My kids asked me where dinner is? Oh shit, was that today?
[ouija board]
Who are you?
*board begins spelling*
G-R-E-E-N–M-A-R-I-O
What the — a Luigi Board?!
W-A-H-O-O–I-T-S-A–M-E
I used to think it would be fun to be a contestant on Chopped, then I birthed my own mini judges who criticize and reject everything I cook.
My wife never catches me scoping out the hot chick because she’s too busy judging the hot chick.
Girls get so turned on when you take charge. Grab her hair and tell her she needs a shampoo with no harsh sulfates and a new lip stain.
SON: *first word* momma.
MOM: DID YOU HEAR THAT?
ME: *distracted by the faint song of an ice cream truck*
He never comes down our street.
Me in HR: I wasn’t trying to be condescending… It’s just that the boss didn’t understand and I thought the puppets might make it clearer.
I can’t figure out if this is my 2 year old daughter’s dress or one of my wife’s shirts. One of them is a slut though. That’s for sure.
This club sucks & tell the DJ to lighten up on the Enigma.
SON, YOU PASSED OUT. THIS IS A CATHEDRAL
Wife: I love that we finish each other’s-
Me: Drinks?
W: What? No. I was gonna say sentences HEY WHERE’S MY
Me: Margarita?
Speed 3: Waitress has to keep talking about the day’s specials or the entire restaurant explodes.
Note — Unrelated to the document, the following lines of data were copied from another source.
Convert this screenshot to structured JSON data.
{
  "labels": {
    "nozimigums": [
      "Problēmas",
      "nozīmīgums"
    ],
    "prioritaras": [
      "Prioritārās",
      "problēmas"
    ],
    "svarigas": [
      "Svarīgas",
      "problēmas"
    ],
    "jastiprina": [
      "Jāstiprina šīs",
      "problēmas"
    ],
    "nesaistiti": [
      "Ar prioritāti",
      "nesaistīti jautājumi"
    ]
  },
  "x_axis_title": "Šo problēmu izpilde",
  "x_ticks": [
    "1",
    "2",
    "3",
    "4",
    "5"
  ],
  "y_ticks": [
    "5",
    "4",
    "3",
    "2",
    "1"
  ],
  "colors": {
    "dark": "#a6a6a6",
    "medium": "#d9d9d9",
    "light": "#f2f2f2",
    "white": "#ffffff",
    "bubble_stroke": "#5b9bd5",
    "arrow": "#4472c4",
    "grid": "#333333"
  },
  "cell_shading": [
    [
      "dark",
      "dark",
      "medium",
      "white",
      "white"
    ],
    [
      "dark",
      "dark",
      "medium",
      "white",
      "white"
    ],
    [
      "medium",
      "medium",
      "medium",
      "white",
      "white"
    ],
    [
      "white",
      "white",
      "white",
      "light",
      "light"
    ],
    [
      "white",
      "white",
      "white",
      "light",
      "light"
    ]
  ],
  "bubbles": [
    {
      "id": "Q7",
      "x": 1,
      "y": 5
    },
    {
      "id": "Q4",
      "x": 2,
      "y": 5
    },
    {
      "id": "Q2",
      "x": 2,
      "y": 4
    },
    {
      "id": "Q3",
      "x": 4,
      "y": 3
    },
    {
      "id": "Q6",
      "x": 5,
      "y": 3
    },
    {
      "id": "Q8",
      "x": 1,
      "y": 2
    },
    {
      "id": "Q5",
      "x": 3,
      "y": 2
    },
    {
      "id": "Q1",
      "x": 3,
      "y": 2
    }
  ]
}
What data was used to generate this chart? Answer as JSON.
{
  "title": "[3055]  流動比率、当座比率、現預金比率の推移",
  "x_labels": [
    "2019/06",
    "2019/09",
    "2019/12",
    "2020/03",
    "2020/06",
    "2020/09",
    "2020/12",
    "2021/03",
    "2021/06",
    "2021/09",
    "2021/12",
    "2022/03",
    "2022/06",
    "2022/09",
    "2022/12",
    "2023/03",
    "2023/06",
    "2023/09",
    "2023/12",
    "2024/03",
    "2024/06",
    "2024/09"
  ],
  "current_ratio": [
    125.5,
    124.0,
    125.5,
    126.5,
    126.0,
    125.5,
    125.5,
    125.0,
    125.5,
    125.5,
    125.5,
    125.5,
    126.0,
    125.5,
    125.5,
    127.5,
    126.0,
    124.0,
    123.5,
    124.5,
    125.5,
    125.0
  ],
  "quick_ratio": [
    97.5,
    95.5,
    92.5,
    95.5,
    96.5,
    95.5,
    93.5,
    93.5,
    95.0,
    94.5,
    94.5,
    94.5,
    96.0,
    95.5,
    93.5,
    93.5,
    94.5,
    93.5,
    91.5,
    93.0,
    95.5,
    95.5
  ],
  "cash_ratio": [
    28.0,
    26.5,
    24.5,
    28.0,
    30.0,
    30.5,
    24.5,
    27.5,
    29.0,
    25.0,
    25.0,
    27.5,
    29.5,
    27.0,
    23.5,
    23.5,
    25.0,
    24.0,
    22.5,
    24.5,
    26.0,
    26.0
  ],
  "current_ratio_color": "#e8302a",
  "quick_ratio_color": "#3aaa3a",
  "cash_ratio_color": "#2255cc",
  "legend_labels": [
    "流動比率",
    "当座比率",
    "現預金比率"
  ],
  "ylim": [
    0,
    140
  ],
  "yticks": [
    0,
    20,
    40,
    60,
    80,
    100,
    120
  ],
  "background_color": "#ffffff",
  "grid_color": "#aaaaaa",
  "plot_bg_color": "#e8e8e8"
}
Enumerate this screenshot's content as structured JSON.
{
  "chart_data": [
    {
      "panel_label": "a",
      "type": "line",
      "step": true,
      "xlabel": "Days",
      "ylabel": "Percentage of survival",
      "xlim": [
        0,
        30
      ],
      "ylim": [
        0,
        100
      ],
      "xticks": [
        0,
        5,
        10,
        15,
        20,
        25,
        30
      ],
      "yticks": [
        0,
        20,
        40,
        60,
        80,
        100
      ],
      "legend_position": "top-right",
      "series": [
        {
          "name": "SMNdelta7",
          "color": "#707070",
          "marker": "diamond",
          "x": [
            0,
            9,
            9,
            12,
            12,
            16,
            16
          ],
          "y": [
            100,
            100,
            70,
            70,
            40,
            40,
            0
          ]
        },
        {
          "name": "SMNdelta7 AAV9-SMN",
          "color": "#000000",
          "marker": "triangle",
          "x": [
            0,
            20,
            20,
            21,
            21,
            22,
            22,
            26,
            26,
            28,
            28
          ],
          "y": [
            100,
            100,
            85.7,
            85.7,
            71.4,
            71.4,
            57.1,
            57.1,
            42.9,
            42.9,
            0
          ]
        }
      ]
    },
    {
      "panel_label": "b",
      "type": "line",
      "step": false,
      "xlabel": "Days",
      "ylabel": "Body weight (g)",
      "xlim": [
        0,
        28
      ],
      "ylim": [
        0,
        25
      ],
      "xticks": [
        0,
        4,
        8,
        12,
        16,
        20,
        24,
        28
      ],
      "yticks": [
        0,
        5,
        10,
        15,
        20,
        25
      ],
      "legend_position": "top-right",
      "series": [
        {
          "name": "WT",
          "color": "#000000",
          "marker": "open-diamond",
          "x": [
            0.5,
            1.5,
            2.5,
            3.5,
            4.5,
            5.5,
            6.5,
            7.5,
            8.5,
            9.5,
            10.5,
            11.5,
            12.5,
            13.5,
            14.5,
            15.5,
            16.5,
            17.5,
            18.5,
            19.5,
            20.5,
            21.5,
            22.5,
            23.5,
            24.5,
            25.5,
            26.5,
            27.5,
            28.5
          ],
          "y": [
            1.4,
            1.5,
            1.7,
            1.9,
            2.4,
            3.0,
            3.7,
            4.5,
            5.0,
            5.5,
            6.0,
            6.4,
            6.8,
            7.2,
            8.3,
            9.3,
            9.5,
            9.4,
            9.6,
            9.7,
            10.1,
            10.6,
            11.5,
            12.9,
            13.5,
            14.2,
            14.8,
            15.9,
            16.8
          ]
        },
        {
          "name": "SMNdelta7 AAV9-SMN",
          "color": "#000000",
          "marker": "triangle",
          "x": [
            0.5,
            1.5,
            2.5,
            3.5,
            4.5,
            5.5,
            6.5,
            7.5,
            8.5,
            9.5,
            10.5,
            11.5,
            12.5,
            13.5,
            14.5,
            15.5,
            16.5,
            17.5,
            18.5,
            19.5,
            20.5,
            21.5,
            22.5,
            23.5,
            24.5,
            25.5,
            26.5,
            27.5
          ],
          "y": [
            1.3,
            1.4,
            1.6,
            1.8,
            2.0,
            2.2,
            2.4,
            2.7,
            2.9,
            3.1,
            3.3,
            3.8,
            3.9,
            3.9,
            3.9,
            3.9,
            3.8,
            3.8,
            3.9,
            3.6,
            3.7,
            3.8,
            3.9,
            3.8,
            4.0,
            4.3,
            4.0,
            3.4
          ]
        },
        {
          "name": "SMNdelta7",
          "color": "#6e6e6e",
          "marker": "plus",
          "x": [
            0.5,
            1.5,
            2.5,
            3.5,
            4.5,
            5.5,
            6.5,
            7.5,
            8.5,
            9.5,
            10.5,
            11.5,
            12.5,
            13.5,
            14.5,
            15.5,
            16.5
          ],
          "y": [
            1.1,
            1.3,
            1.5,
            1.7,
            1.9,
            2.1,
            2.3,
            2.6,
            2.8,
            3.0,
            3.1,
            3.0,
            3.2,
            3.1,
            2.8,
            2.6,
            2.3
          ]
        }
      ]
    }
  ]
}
That clothes store that catered to old people 20 years ago is suddenly catering to me now. Wild.
It’s uncool to be religious. It’s uncool to be atheist. If someone asks what you believe in just say Beyoncé. It’s the only way to be safe.
Ghost Hunters would be a million times better show if it were about HUNTERS who are GHOSTS.
Look at you, putting your bag of popcorn into a bowl like the Queen of England.
The gorilla and I maintain eye contact, separated by only an inch of glass.
He scratches his head… I scratch mine.
He touches his chest… I touch mine.
He shits in his hand… my wife drags me away.
I don’t normally cook. How much vodka do you add to the mashed potatoes?